Quattro misure cautelari e sequestri preventivi per un ammontare di 490.198,62 euro. È il resoconto dell’operazione “LA GIOSTRA SI È FERMATA” guidata dalle fiamme gialle di Pesaro.
La complessa attività di indagine, condotta dal Nucleo di polizia economico-finanziaria di Pesaro, è stata inizialmente intrapresa nei confronti di una società a responsabilità limitata con sede formalmente dichiarata a Pesaro, beneficiaria di finanziamenti agevolati e garantiti dallo Stato e dall’Unione Europea riconducibile a una persona che risultava amministratore e socio unico.
Ulteriori indagini hanno permesso di accertare l’ipotesi di truffa aggravata per il conseguimento di erogazioni pubbliche e di individuare ulteriori casi analoghi a favore di altre società con sedi legali nelle province di Ravenna e Bolzano. Il quadro complessivo che si è delineato a carico degli indagati ha fatto emergere ben 15 casi di truffa aggravata e ha permesso di bloccare illecite richieste di finanziamenti pubblici, erogati con fondi del P.N.R.R. (Piano Nazionale di Ripresa e Resilienza), per oltre 15 milioni di euro, che sarebbero stati stanziati da SIMEST (società partecipata da Cassa Depositi e Prestiti).
Gli indagati avevano escogitato un modus operandi che era riuscito a superare anche i controlli operati dagli Enti eroganti.
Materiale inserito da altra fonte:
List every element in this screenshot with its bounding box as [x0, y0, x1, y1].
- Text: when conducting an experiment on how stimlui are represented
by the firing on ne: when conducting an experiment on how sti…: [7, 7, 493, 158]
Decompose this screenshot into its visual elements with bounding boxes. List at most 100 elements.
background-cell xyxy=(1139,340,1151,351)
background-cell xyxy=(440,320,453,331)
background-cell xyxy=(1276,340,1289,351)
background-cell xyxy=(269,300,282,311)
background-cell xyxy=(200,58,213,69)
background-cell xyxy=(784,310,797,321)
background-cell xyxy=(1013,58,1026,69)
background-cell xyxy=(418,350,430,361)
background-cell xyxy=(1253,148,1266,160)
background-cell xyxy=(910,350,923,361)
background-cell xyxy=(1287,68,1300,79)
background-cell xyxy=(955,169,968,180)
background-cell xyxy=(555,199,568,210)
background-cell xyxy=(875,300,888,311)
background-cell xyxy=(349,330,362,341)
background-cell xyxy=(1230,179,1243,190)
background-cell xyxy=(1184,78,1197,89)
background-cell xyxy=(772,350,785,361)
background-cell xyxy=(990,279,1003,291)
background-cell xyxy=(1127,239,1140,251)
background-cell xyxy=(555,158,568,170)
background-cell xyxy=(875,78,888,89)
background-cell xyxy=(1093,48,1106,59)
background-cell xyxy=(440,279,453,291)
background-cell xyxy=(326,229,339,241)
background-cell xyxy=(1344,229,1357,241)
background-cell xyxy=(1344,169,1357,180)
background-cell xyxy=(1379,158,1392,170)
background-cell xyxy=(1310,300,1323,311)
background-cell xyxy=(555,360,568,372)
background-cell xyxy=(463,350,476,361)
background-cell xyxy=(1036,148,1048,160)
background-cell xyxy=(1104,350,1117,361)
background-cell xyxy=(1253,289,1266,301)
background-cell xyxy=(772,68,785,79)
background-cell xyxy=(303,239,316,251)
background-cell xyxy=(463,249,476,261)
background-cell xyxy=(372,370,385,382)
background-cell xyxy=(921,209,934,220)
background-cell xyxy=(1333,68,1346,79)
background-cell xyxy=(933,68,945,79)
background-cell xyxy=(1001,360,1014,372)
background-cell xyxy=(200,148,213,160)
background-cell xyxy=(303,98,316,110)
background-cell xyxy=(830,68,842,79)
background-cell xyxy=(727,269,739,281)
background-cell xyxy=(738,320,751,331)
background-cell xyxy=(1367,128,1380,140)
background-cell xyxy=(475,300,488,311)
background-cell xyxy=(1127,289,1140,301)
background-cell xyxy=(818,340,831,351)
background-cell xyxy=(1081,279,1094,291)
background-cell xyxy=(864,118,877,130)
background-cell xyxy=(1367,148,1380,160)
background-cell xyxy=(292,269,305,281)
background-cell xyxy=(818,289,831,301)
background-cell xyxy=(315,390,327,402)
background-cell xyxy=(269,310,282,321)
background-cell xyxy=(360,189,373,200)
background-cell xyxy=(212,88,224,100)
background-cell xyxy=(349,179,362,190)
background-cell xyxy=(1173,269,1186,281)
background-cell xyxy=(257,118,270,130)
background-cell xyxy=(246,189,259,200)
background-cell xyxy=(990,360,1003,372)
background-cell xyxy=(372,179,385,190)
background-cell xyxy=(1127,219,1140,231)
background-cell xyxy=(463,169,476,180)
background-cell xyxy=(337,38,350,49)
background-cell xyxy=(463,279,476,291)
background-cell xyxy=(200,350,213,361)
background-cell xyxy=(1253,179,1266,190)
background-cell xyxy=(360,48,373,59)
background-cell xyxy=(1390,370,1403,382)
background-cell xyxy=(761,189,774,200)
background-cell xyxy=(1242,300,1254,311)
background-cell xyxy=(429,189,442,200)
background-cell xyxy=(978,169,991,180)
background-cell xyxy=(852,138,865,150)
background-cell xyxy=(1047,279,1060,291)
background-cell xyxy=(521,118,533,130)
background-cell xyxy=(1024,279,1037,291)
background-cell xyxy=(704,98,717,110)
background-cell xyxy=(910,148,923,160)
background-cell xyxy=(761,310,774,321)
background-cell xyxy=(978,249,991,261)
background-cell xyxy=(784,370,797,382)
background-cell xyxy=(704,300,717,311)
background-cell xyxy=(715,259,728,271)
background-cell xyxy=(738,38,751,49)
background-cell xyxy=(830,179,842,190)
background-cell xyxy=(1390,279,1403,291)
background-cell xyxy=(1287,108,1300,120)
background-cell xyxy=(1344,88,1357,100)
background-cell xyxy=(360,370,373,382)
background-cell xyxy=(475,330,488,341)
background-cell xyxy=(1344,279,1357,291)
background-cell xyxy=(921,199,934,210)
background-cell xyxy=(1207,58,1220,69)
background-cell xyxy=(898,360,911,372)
Creavano o rilevavano delle società di capitali che, di fatto, erano scatole vuote, prive di qualsiasi operatività mantenute in vita appositamente per frodare gli Enti preposti all’erogazione del denaro pubblico.
Le società utilizzate, di fatto, non avevano mai presentato le prescritte dichiarazioni fiscali, alcune addirittura da oltre 20 anni, ma gli indagati si premuravano di creare “a tavolino” almeno due bilanci d’esercizio totalmente falsi che esponevano ricavi milionari, li depositavano telematicamente al Registro Imprese, realizzando così il delitto di false comunicazioni sociali. Presentavano poi a SIMEST una serie di richieste di finanziamenti – in parte anche a fondo perduto – garantiti dallo Stato e/o con fondi europei, motivandoli con un’asserita volontà di internazionalizzare l’impresa, sviluppare il commercio elettronico o per l’inserimento nei mercati esteri.
Attraverso la comunicazione delle suddette informazioni mendaci, che hanno indotto in errore il soggetto gestore delle risorse, riuscivano a ottenere una prima erogazione dei finanziamenti che immediatamente venivano distratti dai conti correnti societari attraverso sistematici prelievi in contanti agli sportelli bancari automatici (ATM) nonché tramite bonifici bancari a favore anche di altri soggetti (persone fisiche e società) estranei alla compagine sociale, ponendo in essere così sia il delitto di malversazione di erogazioni pubbliche che il delitto di autoriciclaggio.
Le ulteriori investigazioni sono state determinanti per individuare una “regia tecnica” realizzata che si ritiene essere stata svolta da un commercialista che si è prodigato attivamente per la realizzazione a “tavolino” dei bilanci milionari falsi, per la loro trasmissione e deposito al Registro Imprese, per alterare sia i contratti con i fornitori (anch’essi inesistenti e messi a disposizione dallo stesso commercialista), sia gli estratti conto bancari propedeutici all’ottenimento delle tranche successive di denaro, che solo il tempestivo intervento della Procura Europea e della Guardia di Finanza ne ha impedito l’erogazione.
Gli altri tre indagati, un faccendiere ed un commercialista di Salerno ed un altro soggetto di Cava de’ Tirreni, sono soggetti da sempre privi ufficialmente di reddito e di capacità economico/finanziaria, che non svolgono alcun effettivo impiego di lavoro, ma sono costantemente alla ricerca di nuovi business illeciti da realizzare, coscienti del fatto che “se si ferma la giostra voglio vedere cosa facciamo”, come asserito più volte dagli indagati nel corso delle intercettazioni, determinanti per la contestazione delle condotte criminali.